Newly released documents obtained courtesy of Edward Snowden demonstrate that the Canadian government (part of the US-led Anglophone Five Eyes spying alliance) is no shy back-seat passenger when it comes to spying on its own citizens.
A report by The Intercept on Monday highlights a document which details how the Communications Security Establishment (CSE – Canada’s version of the NSA) cooperated with the UK’s GCHQ to intercept the unencrypted communications traffic of certain ‘leaky’ smartphone apps; data which was then subject to packet analysis and filtered using BADASS software.
BADASS exploited the data that many apps send data to advertising and analytics companies, and which can provide a huge amount of information about their users,
‘Where does the user live? Where does the user work? Where is the user right now? What’s the phone’s unique identifier? What version of Android or iOS is the device running? What’s the user’s IP address?’
In addition to identifying users and their habits, the information gleaned could be used uncover vulnerabilities in phones, which could then be exploited.
In the same week, The Intercept has published another article, this time detailing how CSE spied on RapidShare, SendSpace, and the now defunct MegaUpload file sharing websites (which the documents refer collectively to as FFU – Free File Upload – sites).
Dubbed operation LEVIATHON, it was conjectured that these popular filesharing services were used by extremists and terrorists. The spying was performed without the knowledge or permission of the targeted services, and CSE collected some ‘2,200 URL’s that point to documents of interest.’
Security operatives could then correlate documents to uploaders’ IP addresses or Facebook IDs (using the Facebook ID cookie left in uploaders’ browser cookie cache). The Intercept describes the implications of this,
‘The IP addresses are valuable pieces of information to CSE’s analysts, helping to identify people whose downloads have been flagged as suspicious. The analysts use the IP addresses as a kind of search term, entering them into other surveillance databases that they have access to, such as the vast repositories of intercepted Internet data shared with the Canadian agency by the NSA and its British counterpart Government Communications Headquarters.
If successful, the searches will return a list of results showing other websites visited by the people downloading the files – in some cases revealing associations with Facebook or Google accounts. In turn, these accounts may reveal the names and the locations of individual downloaders, opening the door for further surveillance of their activities.’

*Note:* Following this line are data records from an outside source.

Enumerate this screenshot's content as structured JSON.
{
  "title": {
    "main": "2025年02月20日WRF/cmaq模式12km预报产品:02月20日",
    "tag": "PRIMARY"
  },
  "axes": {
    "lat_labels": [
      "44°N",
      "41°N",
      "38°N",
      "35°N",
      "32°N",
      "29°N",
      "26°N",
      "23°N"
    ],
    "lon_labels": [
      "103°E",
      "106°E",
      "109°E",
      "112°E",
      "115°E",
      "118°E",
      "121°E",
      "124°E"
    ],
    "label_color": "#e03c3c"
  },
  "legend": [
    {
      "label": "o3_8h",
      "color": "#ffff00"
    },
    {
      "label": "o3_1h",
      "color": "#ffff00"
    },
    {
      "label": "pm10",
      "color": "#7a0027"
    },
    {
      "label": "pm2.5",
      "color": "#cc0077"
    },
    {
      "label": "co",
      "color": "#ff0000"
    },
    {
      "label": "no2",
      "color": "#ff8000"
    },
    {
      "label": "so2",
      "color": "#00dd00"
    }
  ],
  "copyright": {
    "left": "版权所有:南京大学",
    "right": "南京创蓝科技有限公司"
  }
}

Somewhat amusingly, filtering out episodes of the popular TV series Glee seems to have been a problem at one point.
Ron Deibert, director of University of Toronto-based Internet security think tank Citizen Lab, told The Intercept that LEVITATION was,
‘[A] giant X-ray machine over all our digital lives… These revelations make clear that CSE engages in large-scale warrantless surveillance of our private online activities, despite repeated government assurances to the contrary.’
The slides also mention a protect codenamed ATOMIC BANJO, which tapped internet cables directly in order for operatives to monitor the IP addresses of computers that downloaded files ‘of interest’.
What is particularly interesting however, and indicative of how collecting such vast amounts of data only creates a bigger haystack in which to find a needle, is that only 350 documents a month were considers ‘interesting’ – this amounts to less than 0.0001 percent of al all the data collected.
In fact, it seems that such a massive surveillance operation achieved only two successes:
‘The discovery of a hostage video through a previously unknown target, and an uploaded document that contained the hostage strategy of a terrorist organization. The hostage in the discovered video was ultimately killed, according to public reports.’
What is clear, is that Canada is a major player in the Five Eyes spying alliance, and that it is not shy of spying on its own citizen’s. Indiscriminately sweeping up the phone records of users of certain apps, and data from the millions of downloads made from ‘FFU’ websites, would inevitably have meant collecting a great deal of information on Canadians.
Despite this, CSE made the following statement to The Intercept and CBC News.
‘CSE is legally authorized to collect and analyze metadata, including from parts of the Internet routinely used by terrorists. Some of CSE`s metadata analysis activities are designed to identify foreign terrorists who use the Internet to conduct activities that threaten the security of Canada and Canadian citizens.
CSE does not direct its activities at Canadians or anyone in Canada, and, in accordance with our legislation, has a range of measures in place to protect the privacy of Canadians incidentally encountered in the course of these foreign intelligence operations.’